Kwarteng to announce biggest tax cuts since Thatcher in push for growth

However, despite the deficit binge, households will still feel worse off this year due to rampaging inflation, analysts warned.

On top of this, the economy has slowed to a crawl and may already be in recession, undermining tax revenues and so further tipping the public finances into the red.

“The economy is set to grow a lot more slowly than was expected [at the time of the March spring statement] so even without the tax cuts, it looks like the long-term deficit will be perhaps £40bn higher than expected back then, after all of the energy support package has come to an end,” Mr Johnson said.

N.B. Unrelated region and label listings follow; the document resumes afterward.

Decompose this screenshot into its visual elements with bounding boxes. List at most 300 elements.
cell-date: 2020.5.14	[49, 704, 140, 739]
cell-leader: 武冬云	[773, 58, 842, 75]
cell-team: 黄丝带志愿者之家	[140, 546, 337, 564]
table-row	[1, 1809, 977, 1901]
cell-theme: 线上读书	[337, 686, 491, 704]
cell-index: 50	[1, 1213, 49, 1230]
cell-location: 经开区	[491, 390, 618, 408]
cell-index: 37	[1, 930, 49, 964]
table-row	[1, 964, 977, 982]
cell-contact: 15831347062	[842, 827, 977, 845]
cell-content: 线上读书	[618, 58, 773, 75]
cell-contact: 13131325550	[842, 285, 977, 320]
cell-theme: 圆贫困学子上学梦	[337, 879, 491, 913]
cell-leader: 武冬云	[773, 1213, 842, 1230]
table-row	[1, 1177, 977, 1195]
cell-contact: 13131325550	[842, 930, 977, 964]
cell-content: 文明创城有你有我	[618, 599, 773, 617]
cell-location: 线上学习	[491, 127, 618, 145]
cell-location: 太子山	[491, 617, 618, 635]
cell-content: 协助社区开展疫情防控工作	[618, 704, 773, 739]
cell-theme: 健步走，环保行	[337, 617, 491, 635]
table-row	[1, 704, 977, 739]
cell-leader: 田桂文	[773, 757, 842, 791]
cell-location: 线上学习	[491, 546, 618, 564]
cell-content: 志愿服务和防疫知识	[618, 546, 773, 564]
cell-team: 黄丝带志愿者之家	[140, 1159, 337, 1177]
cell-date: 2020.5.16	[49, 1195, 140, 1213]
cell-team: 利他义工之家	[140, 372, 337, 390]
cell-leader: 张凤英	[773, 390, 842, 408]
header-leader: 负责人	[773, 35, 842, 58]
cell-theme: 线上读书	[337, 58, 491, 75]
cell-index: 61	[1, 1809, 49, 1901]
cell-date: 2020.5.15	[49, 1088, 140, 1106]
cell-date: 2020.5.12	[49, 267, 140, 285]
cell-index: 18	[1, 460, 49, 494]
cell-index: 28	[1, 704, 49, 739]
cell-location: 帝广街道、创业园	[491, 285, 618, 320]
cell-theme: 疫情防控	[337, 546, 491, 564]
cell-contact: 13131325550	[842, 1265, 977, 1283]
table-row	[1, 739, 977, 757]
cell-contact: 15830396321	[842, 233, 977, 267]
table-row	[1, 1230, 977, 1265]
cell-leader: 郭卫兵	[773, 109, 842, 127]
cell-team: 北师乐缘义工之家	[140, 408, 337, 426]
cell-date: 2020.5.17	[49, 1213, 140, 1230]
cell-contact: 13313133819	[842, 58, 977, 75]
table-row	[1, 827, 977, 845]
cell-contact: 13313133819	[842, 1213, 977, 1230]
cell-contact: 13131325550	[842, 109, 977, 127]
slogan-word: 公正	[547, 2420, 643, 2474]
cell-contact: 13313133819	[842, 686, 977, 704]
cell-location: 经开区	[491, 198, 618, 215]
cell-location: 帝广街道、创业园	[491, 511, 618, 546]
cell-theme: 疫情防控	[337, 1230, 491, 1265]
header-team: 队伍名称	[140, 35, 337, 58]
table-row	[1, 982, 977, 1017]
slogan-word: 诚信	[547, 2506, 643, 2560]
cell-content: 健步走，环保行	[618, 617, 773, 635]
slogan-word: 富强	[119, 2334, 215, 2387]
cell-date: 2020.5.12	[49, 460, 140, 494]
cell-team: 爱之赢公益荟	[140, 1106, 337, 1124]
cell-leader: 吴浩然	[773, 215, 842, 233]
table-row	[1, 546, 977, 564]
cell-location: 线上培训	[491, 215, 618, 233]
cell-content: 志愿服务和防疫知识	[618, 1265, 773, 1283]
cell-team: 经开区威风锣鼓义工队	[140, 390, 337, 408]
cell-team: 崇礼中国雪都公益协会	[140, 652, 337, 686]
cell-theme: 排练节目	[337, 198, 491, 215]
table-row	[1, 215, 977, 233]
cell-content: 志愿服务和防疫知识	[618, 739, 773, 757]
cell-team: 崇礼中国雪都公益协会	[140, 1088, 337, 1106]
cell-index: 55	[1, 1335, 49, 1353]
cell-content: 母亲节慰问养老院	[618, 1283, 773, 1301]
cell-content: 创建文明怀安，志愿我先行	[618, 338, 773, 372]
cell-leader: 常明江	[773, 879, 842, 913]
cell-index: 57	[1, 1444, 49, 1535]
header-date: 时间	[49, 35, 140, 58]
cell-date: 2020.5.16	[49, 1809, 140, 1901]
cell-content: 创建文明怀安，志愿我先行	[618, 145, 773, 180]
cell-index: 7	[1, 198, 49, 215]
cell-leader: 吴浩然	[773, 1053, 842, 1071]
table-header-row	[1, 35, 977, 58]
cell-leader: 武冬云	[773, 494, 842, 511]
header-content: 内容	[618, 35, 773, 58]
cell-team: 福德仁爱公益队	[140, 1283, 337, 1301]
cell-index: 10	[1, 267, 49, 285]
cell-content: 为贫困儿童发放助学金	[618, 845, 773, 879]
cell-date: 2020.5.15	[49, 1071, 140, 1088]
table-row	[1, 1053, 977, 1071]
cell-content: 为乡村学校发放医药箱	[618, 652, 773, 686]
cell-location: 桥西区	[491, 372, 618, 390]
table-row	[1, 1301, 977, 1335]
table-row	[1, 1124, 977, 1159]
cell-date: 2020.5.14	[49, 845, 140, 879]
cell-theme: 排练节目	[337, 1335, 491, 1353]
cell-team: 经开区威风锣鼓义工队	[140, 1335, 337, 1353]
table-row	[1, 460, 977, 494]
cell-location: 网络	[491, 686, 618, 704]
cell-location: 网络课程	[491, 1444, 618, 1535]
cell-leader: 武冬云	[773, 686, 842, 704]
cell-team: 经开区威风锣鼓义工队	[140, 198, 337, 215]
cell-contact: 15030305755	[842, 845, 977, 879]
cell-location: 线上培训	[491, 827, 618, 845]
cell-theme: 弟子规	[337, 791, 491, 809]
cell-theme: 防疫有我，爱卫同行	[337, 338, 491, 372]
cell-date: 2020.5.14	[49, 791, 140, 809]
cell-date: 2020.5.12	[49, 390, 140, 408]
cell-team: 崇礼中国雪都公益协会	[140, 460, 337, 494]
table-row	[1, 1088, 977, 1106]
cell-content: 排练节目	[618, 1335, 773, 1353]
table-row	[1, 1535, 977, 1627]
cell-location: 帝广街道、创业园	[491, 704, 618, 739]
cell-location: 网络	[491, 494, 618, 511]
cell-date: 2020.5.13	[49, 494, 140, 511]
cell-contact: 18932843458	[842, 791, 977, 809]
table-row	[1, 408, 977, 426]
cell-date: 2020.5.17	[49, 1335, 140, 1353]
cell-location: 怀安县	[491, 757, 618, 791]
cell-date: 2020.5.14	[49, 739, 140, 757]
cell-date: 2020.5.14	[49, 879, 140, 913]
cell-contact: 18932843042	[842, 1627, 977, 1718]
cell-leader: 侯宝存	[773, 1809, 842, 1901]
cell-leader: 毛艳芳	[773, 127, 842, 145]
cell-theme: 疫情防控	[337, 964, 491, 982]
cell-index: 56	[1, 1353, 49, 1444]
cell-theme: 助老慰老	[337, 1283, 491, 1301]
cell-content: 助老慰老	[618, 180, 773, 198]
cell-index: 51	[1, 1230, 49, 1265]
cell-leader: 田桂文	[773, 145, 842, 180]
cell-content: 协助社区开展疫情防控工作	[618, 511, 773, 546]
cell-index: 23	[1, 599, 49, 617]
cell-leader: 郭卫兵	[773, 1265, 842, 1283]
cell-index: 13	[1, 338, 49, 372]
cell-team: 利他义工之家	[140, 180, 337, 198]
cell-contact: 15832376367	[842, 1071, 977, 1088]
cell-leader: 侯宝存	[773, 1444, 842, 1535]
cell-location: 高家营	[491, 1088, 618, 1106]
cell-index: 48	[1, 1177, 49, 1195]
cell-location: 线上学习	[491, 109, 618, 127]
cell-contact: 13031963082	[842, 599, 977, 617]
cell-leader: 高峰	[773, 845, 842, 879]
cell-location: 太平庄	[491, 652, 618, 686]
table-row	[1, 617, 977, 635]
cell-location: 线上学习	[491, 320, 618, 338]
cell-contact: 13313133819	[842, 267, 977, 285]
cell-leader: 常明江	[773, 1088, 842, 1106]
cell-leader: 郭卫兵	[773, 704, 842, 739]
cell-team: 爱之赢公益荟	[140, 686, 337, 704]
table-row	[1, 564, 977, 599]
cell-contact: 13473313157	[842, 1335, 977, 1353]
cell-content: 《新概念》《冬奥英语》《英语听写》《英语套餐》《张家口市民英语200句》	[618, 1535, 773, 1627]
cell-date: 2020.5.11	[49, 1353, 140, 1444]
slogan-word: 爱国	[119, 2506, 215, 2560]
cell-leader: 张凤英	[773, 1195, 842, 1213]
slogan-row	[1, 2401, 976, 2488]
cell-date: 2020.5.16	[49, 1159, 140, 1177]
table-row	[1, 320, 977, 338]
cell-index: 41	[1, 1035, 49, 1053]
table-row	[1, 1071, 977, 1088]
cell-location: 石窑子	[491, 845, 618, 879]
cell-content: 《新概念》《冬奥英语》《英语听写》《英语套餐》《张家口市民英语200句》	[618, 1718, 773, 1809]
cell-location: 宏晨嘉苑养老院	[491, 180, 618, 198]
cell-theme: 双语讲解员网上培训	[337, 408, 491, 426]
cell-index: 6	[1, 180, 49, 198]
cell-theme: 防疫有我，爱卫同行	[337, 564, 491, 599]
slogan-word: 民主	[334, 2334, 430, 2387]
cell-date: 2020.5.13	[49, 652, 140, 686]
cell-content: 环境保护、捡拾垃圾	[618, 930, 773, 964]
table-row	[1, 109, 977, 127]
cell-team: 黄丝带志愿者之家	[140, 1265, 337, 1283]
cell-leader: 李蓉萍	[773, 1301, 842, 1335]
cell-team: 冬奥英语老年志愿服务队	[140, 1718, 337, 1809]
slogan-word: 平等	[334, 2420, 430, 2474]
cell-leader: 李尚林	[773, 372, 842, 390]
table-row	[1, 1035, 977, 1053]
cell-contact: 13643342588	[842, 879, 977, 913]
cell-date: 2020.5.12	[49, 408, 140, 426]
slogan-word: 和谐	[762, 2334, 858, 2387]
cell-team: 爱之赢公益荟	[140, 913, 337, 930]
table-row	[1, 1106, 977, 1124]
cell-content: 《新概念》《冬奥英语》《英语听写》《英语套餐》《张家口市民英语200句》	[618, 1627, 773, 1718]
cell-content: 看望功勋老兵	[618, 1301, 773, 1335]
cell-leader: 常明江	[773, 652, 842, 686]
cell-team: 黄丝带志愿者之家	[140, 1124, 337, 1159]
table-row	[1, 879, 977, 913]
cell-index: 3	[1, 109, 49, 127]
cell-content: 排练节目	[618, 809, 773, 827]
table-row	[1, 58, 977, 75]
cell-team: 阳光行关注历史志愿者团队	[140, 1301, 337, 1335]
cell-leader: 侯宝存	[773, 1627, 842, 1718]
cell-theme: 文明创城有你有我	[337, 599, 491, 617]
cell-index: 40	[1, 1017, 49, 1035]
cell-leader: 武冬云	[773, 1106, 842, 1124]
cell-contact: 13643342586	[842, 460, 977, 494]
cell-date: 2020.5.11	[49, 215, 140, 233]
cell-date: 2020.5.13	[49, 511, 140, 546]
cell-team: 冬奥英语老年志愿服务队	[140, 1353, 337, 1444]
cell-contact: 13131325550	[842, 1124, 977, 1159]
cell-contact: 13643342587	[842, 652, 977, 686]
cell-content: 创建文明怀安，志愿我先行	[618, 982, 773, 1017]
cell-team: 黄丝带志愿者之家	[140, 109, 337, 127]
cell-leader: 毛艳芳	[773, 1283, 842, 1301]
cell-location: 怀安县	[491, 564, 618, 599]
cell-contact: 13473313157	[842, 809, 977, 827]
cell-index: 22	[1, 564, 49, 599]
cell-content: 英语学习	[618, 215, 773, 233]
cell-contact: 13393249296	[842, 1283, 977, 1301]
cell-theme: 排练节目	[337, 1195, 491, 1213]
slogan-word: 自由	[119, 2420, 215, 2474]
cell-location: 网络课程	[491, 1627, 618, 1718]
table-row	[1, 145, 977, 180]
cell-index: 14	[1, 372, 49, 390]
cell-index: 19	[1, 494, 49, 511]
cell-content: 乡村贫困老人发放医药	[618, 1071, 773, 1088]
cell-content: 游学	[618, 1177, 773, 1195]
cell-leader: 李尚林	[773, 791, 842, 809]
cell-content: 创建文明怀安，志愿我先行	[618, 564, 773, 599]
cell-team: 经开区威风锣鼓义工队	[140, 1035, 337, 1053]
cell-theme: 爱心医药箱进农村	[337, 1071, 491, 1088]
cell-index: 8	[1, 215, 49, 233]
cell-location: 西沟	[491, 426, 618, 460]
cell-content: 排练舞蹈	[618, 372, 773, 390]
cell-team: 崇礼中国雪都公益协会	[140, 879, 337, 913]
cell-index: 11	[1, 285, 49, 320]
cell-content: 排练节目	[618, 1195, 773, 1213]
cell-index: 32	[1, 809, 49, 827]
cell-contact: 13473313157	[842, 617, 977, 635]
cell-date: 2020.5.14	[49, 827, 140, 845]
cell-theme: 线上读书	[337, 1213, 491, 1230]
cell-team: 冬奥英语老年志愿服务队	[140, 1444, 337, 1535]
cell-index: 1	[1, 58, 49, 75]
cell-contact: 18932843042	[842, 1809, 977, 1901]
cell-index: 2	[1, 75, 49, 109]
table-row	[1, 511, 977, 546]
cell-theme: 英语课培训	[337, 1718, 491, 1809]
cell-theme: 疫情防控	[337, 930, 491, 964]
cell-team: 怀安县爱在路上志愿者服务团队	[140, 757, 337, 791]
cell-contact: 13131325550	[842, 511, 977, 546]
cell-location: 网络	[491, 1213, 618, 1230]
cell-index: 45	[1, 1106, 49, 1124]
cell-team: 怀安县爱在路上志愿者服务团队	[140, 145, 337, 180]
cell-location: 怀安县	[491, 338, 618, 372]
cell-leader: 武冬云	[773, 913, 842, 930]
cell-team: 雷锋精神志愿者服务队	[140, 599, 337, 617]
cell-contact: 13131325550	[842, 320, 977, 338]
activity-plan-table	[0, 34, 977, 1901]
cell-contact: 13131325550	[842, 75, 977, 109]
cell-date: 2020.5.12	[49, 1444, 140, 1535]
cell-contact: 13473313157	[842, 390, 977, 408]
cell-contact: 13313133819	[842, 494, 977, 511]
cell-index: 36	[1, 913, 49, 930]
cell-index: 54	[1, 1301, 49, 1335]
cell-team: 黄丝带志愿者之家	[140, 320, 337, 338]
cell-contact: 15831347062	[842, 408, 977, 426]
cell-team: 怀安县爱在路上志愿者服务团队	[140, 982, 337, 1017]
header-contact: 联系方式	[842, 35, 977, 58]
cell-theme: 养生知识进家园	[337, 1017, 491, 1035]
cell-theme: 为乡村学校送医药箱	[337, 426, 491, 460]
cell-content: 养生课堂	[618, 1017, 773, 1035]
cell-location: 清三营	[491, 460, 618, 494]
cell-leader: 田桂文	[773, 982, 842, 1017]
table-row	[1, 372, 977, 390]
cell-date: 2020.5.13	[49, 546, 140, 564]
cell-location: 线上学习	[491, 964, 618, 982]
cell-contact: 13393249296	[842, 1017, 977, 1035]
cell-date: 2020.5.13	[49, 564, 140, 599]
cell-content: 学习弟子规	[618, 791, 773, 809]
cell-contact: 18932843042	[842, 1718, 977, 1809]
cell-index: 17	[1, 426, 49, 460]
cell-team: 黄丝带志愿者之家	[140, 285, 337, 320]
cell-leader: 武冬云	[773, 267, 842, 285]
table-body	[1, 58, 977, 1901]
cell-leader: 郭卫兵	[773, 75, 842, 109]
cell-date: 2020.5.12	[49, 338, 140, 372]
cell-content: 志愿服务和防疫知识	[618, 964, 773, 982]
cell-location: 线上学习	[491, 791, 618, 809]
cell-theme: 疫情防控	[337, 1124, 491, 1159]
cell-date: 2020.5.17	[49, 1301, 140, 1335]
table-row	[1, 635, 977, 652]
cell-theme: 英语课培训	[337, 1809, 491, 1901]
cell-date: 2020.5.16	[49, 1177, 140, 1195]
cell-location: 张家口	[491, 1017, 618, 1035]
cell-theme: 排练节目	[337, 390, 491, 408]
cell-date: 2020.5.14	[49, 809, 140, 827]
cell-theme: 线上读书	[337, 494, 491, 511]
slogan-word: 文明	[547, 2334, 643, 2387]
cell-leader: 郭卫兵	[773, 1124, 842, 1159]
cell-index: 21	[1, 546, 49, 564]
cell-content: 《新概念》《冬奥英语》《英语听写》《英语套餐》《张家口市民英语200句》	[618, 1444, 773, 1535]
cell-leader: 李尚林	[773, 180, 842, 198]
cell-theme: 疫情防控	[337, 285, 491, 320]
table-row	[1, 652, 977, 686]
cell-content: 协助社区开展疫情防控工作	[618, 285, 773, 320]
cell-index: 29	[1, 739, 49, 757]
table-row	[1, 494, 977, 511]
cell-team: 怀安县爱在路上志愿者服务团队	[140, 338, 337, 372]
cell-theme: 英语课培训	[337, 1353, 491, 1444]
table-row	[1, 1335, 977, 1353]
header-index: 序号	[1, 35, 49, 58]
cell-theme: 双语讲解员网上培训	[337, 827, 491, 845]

“Add another £30bn of tax cuts and we are expecting to end up with a deficit in three years’ time at around the £100bn mark.”

It puts the Government on track to borrow around £100bn or more each year for the foreseeable future, the IFS warned, starting with £231bn this year – up from the £99bn the Office for Budget Responsibility predicted back in March – and £162bn next year, more than three-times March’s forecast of £50bn.

For the following three years, the annual deficit is set to come in at around £100bn, compared to around £35bn per year on the OBR’s prior predictions.

“If that is where we end up, not only will that break the fiscal rules legislated just earlier this year, it will put debt on an unsustainable path,” said Mr Johnson.

However, despite the tax cuts and very heavy spending to hold down energy bills, the average person will still feel worse off this year than last year thanks to galloping inflation eroding living standards.

The median worker on £29,000 will be just over £500 worse off, equating to a 2.8pc fall in their real earnings, the IFS estimates.

Someone on £44,000 will be down more than £1,000, or 3.9pc.

Only a full-time worker on the minimum wage, earning £16,200, will find themselves keeping up with prices, eking out a 0.1pc rise in take-home pay this year.

Boris Johnson’s government effectively overall implemented “a large tax rise”, said Xiaowei Xu at the IFS.

Some of this will be softened by Mr Kwarteng’s expected tax cuts, but overall Britons face net tax rises over the past 12 months, amounting to a roughly £500 hit for the average household, rising to close to £2,000 for those in the top 10pc by income.